SCHEDULE 1 THE SOFTWARE PROGRAMS AFFIXA A SOFTWARE PACKAGE THAT WILL: Act as a Simple MAPI provider for the following webmail systems: o Gmail; o Google Apps; o Yahoo! Mail; o Zimbra; o Outlook Web Access 2007; o Outlook Web App 2010. Handle mailto links; Support multiple email accounts; Support desktop mail software (via Simple MAPI); Create on-screen drafts or send emails straight away; Provide a simple "Attachment basket" system whereby a collection of known files can be included in a draft email in an email account; Provide automatic detection of problem attachments as defined by the security and system restrictions of the above webmail systems; Allow the use of custom names to identify accounts; Provide web-based storage of attachments up to 1GB in size per email and for a maximum duration of one year; Allow the user to choose a different web browser for use with each email account; Allow the user to compress attachments; Allow the user to resize photos; Pick up and include the default email signature configured for the above webmail accounts; Support Single Sign-On solutions for Google Apps mail with no specialist configuration; Allow the user to automatically include preset recipients when a draft message is created; Allow the Licensee to create preconfigured MSI deployments including general configuration settings specific to the Licensee's organisation, but not specific to an end user.
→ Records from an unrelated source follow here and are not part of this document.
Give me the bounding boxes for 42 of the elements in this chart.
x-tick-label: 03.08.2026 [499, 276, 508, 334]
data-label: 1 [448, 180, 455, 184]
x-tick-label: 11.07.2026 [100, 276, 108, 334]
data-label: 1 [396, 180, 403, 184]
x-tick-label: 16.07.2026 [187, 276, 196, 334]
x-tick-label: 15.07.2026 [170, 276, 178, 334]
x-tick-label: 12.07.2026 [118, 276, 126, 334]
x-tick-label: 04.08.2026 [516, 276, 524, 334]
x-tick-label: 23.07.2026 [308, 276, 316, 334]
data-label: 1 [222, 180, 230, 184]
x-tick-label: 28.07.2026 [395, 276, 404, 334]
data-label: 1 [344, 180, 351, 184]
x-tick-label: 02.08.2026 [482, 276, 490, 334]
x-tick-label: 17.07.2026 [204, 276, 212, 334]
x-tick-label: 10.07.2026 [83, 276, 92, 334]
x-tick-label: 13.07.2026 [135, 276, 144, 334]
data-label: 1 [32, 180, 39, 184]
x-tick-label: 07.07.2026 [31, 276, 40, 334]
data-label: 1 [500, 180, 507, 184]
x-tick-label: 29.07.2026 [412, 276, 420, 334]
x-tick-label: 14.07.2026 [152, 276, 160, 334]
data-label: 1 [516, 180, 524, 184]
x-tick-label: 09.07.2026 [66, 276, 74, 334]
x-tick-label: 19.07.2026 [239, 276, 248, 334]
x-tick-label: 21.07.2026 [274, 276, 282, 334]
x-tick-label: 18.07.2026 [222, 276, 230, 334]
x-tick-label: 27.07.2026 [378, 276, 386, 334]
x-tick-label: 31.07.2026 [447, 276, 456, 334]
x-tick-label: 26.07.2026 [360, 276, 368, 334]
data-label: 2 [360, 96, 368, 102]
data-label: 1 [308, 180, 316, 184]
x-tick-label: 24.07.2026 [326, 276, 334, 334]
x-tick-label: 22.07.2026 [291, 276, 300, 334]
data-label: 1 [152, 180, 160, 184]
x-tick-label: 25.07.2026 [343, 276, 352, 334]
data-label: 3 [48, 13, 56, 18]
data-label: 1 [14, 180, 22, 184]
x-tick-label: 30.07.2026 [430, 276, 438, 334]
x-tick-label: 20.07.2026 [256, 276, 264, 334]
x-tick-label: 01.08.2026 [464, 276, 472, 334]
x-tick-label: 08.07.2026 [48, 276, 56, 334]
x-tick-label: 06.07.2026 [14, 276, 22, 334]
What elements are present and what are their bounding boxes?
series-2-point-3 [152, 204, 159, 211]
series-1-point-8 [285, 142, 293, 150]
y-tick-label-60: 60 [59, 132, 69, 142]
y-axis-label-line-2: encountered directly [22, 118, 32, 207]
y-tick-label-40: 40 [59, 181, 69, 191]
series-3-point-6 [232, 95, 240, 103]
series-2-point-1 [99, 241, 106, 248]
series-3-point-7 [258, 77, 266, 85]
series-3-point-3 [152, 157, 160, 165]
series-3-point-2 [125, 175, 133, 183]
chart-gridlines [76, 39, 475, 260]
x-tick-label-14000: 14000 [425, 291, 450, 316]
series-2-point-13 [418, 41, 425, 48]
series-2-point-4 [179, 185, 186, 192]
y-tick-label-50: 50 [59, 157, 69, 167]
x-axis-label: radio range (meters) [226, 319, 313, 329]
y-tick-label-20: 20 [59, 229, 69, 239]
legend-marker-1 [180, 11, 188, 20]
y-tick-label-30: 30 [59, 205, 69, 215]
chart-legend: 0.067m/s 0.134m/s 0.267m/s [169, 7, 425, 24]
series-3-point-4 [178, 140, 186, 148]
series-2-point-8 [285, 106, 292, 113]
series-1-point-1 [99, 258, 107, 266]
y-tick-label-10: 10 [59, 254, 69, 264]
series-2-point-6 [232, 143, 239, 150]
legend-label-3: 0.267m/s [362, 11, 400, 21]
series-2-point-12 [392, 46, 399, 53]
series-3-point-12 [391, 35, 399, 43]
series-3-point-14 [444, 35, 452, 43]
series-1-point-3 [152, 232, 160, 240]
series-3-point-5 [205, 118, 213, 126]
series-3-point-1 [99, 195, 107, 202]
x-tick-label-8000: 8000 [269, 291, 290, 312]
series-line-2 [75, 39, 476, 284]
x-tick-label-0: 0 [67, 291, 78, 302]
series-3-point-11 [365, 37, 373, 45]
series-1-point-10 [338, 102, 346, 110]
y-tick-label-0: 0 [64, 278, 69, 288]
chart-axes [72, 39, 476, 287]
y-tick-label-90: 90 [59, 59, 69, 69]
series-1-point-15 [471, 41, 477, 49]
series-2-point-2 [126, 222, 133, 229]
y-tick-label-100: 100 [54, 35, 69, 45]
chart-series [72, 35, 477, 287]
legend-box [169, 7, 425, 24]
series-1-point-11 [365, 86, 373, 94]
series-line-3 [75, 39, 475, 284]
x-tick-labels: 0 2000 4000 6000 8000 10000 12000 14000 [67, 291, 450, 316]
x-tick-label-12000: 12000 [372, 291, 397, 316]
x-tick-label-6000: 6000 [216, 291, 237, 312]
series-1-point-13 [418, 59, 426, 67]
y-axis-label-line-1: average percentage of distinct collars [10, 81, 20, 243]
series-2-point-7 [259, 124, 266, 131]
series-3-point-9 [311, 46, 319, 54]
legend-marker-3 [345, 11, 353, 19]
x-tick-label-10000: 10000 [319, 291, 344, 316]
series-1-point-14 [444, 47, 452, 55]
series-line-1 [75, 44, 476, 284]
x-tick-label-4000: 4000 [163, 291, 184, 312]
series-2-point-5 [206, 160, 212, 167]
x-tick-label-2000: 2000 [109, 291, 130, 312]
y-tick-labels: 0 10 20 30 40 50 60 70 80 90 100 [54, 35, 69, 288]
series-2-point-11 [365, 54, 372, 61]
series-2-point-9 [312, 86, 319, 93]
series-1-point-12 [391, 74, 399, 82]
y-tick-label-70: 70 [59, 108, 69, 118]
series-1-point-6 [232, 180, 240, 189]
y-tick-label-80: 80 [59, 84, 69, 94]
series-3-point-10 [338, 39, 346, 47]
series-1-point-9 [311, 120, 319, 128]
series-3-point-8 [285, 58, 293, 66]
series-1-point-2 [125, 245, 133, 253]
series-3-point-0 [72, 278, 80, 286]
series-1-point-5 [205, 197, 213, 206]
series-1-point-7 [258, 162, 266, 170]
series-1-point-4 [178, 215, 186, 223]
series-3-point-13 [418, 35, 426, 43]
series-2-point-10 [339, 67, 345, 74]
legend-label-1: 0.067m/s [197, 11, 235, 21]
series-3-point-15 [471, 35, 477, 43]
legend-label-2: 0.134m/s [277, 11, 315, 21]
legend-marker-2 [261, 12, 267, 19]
SCHEDULE 2 THE LICENCE TYPE LICENCE TYPE PERTINENT TO THIS AGREEMENT If a subscription code has not been issued by the Licensor to the Licensee, the Licence Type pertinent to this Agreement shall be deemed to be a Personal licence. Where a subscription code has been issued by the Licensor to the Licensee upon receipt of a payment or purchase order from the Licensee, the specific Licence Type pertinent to this Agreement is indicated on the formal quote or invoice of sale. Where a subscription code has been issued by the Licensor to the Licensee without receipt of a payment or purchase order from the Licensee, the specific Licence Type pertinent to this Agreement is indicated in the email sent to the Licensee from the Licensor containing the subscription code. DEFINITION OF LICENCE TYPES The following descriptions define the allowable operations and restrictions of each Licence Type made available commercially by the Licensor: Personal licence limited to a single processor irrespective of the power of the processor, size or model group, whether physically or logically linked. No limitation on location or number of users. For personal use only; usage within any kind of commercial or non-commercial organisation is prohibited. Per-Computer licence - limited to a specified processor(s) irrespective of the power of the processor, size or model group, whether physically or logically linked. No limitation on location or number of users; Per-User licence - limited to a specified number of users and also limited to a number of processors as calculated by multiplying the specified number of users by 1.25. No limitation on location. Enterprise licence - no limitation on type or power of processor(s), location(s) or number of users. TERM OF LICENCE TYPE All licences (with the exception of the Personal licence) are valid for 1 year unless the email containing the subscription code indicates otherwise. Personal licences are perpetual.